Some states to keep an eye on next year are Ohio, Missouri, South Dakota, Oklahoma, North Dakota, Arkansas, Maryland, Delaware, Hawaii, Minnesota, Connecticut, and Texas.
Keep in mind that recreational cannabis has been legal in Canada since 2018, and Mexico passed legislation earlier this year. So the pressure is on for the U.S. to follow suit.
Marijuana Stocks Surge on New Legislation Activity
It’s been a different story for pot stocks in November. They surged on November 8 following a raft of legislative action on marijuana.
A House committee approved a bill on November 4 that would require the Department of Veteran Affairs to conduct clinical trials on the therapeutic use of cannabis to treat veterans for post-traumatic stress disorder (PTSD) and chronic pain. This was despite opposition from the Biden administration.
The following day, the House of Representatives approved a $1.0-trillion infrastructure bill that sets aside funding for scientific research into marijuana.
Republican-Led Bill to Legalize Cannabis?

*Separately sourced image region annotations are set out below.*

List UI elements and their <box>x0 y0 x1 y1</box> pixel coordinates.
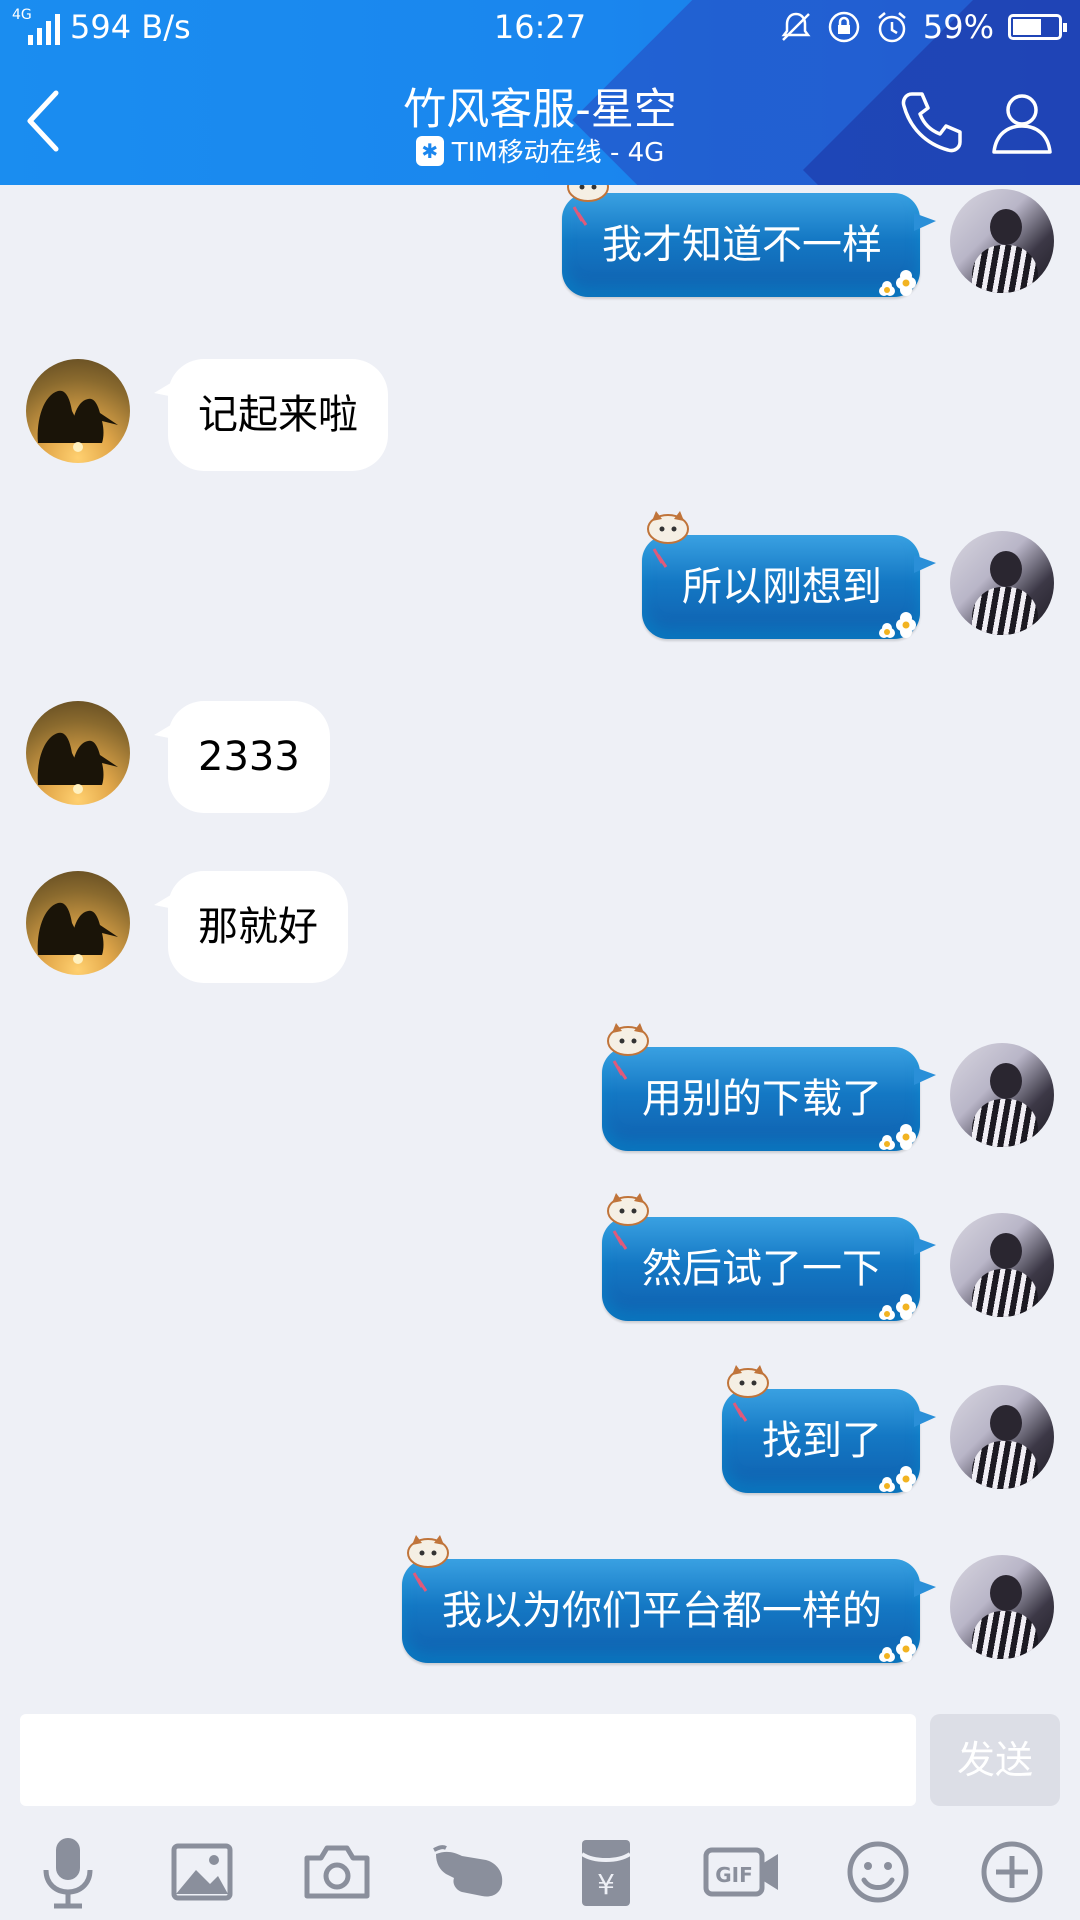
self-avatar[interactable] <box>950 1385 1054 1489</box>
profile-button[interactable] <box>988 88 1056 156</box>
flower-icon <box>879 612 916 638</box>
message-row: 记起来啦 <box>0 359 1080 479</box>
message-row: 我以为你们平台都一样的 <box>0 1535 1080 1675</box>
flower-icon <box>879 270 916 296</box>
flower-icon <box>879 1636 916 1662</box>
flower-icon <box>879 1294 916 1320</box>
penguin-avatar-icon <box>37 902 118 964</box>
message-row: 我才知道不一样 <box>0 185 1080 309</box>
penguin-avatar-icon <box>37 732 118 794</box>
message-text: 我才知道不一样 <box>602 222 882 268</box>
flower-icon <box>879 1466 916 1492</box>
mute-icon <box>781 12 811 41</box>
send-button[interactable]: 发送 <box>930 1714 1060 1806</box>
cat-sticker-icon <box>647 511 689 568</box>
cat-sticker-icon <box>407 1535 449 1592</box>
cat-sticker-icon <box>567 185 609 226</box>
emoji-icon[interactable] <box>838 1832 918 1912</box>
plus-icon[interactable] <box>972 1832 1052 1912</box>
online-status: TIM移动在线 - 4G <box>451 138 665 168</box>
red-packet-icon[interactable]: ¥ <box>566 1832 646 1912</box>
message-text: 然后试了一下 <box>642 1246 882 1292</box>
gif-icon[interactable]: GIF <box>702 1832 782 1912</box>
incoming-bubble[interactable]: 那就好 <box>154 871 348 983</box>
message-row: 那就好 <box>0 871 1080 991</box>
self-avatar[interactable] <box>950 189 1054 293</box>
message-text: 那就好 <box>198 904 318 950</box>
message-list[interactable]: 我才知道不一样 记起来啦 所以刚想到 2333 那就好 用别的下载了 然后试了一… <box>0 185 1080 1710</box>
message-text: 记起来啦 <box>198 392 358 438</box>
battery-icon <box>1008 14 1067 40</box>
penguin-avatar-icon <box>37 390 118 452</box>
message-input[interactable] <box>20 1714 916 1806</box>
lock-rotation-icon <box>828 11 860 43</box>
image-icon[interactable] <box>162 1832 242 1912</box>
person-icon <box>992 94 1052 154</box>
camera-icon[interactable] <box>297 1832 377 1912</box>
incoming-bubble[interactable]: 记起来啦 <box>154 359 388 471</box>
outgoing-bubble[interactable]: 然后试了一下 <box>602 1193 936 1321</box>
outgoing-bubble[interactable]: 用别的下载了 <box>602 1023 936 1151</box>
self-avatar[interactable] <box>950 1213 1054 1317</box>
cat-sticker-icon <box>727 1365 769 1422</box>
phone-icon <box>901 92 962 153</box>
message-row: 用别的下载了 <box>0 1023 1080 1163</box>
battery-percent: 59% <box>922 8 994 46</box>
contact-avatar[interactable] <box>26 701 130 805</box>
message-text: 我以为你们平台都一样的 <box>442 1588 882 1634</box>
input-toolbar: ¥ GIF <box>0 1832 1080 1912</box>
self-avatar[interactable] <box>950 1043 1054 1147</box>
poke-icon[interactable] <box>432 1832 512 1912</box>
message-text: 所以刚想到 <box>682 564 882 610</box>
message-text: 用别的下载了 <box>642 1076 882 1122</box>
cat-sticker-icon <box>607 1193 649 1250</box>
outgoing-bubble[interactable]: 我才知道不一样 <box>562 185 936 297</box>
svg-text:¥: ¥ <box>597 1868 615 1901</box>
self-avatar[interactable] <box>950 1555 1054 1659</box>
input-bar: 发送 ¥ GIF <box>0 1710 1080 1920</box>
message-row: 然后试了一下 <box>0 1193 1080 1333</box>
message-row: 所以刚想到 <box>0 511 1080 651</box>
tim-icon: ✱ <box>415 135 444 166</box>
incoming-bubble[interactable]: 2333 <box>154 701 330 813</box>
message-row: 2333 <box>0 701 1080 821</box>
outgoing-bubble[interactable]: 我以为你们平台都一样的 <box>402 1535 936 1663</box>
mic-icon[interactable] <box>28 1832 108 1912</box>
message-text: 2333 <box>198 734 300 780</box>
contact-avatar[interactable] <box>26 359 130 463</box>
outgoing-bubble[interactable]: 找到了 <box>722 1365 936 1493</box>
status-bar: 4G 594 B/s 16:27 59% <box>0 0 1080 56</box>
message-row: 找到了 <box>0 1365 1080 1505</box>
outgoing-bubble[interactable]: 所以刚想到 <box>642 511 936 639</box>
svg-text:GIF: GIF <box>715 1863 753 1887</box>
flower-icon <box>879 1124 916 1150</box>
contact-avatar[interactable] <box>26 871 130 975</box>
cat-sticker-icon <box>607 1023 649 1080</box>
alarm-icon <box>878 12 906 43</box>
self-avatar[interactable] <box>950 531 1054 635</box>
call-button[interactable] <box>898 88 966 156</box>
chat-header: 4G 594 B/s 16:27 59% 竹风客服-星空 ✱ TIM移动在线 -… <box>0 0 1080 185</box>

Perhaps most interesting is the word that House Republicans are set to introduce their own marijuana reform bill. A leaked version of the bill called the States Reform Act, led by Republican Nancy Mace, would federally reschedule marijuana. (Source: “A Leak Reveals A Republican-Led Bill to Federally Legalize And Tax Marijuana,” Forbes, November 9, 2021.)
The draft legislation would reschedule marijuana from the controlled substances list and impose a 3.75% excise tax on cannabis sales. Pot would effectively be treated similarly to alcohol and be regulated by the Food and Drug Administration.
As of yet, the bill hasn’t been introduced in the U.S. House of Representatives, but a final version is expected to be filed later this month.
The Republican-led bill is similar to the Democratic-introduced MORE Act in that they would both end the criminalization of cannabis. But the Republican-led bill’s proposed excise tax on cannabis of 3.75% is less than the MORE Act’s proposed tax that would start at five percent and increase to eight percent over three years.
Republicans taking the lead to legalize cannabis at the federal level is a smart move. More and more states have been legalizing recreational cannabis and collecting millions of dollars in taxes.
On top of that, more and more Americans want recreational cannabis to be legal, even a majority of Republican voters.
Should Republicans introduce their bill and get it passed, it would go a long way to help the party in the 2022 midterm elections and the 2024 presidential election. It certainly wouldn’t hurt U.S. pot stocks, either.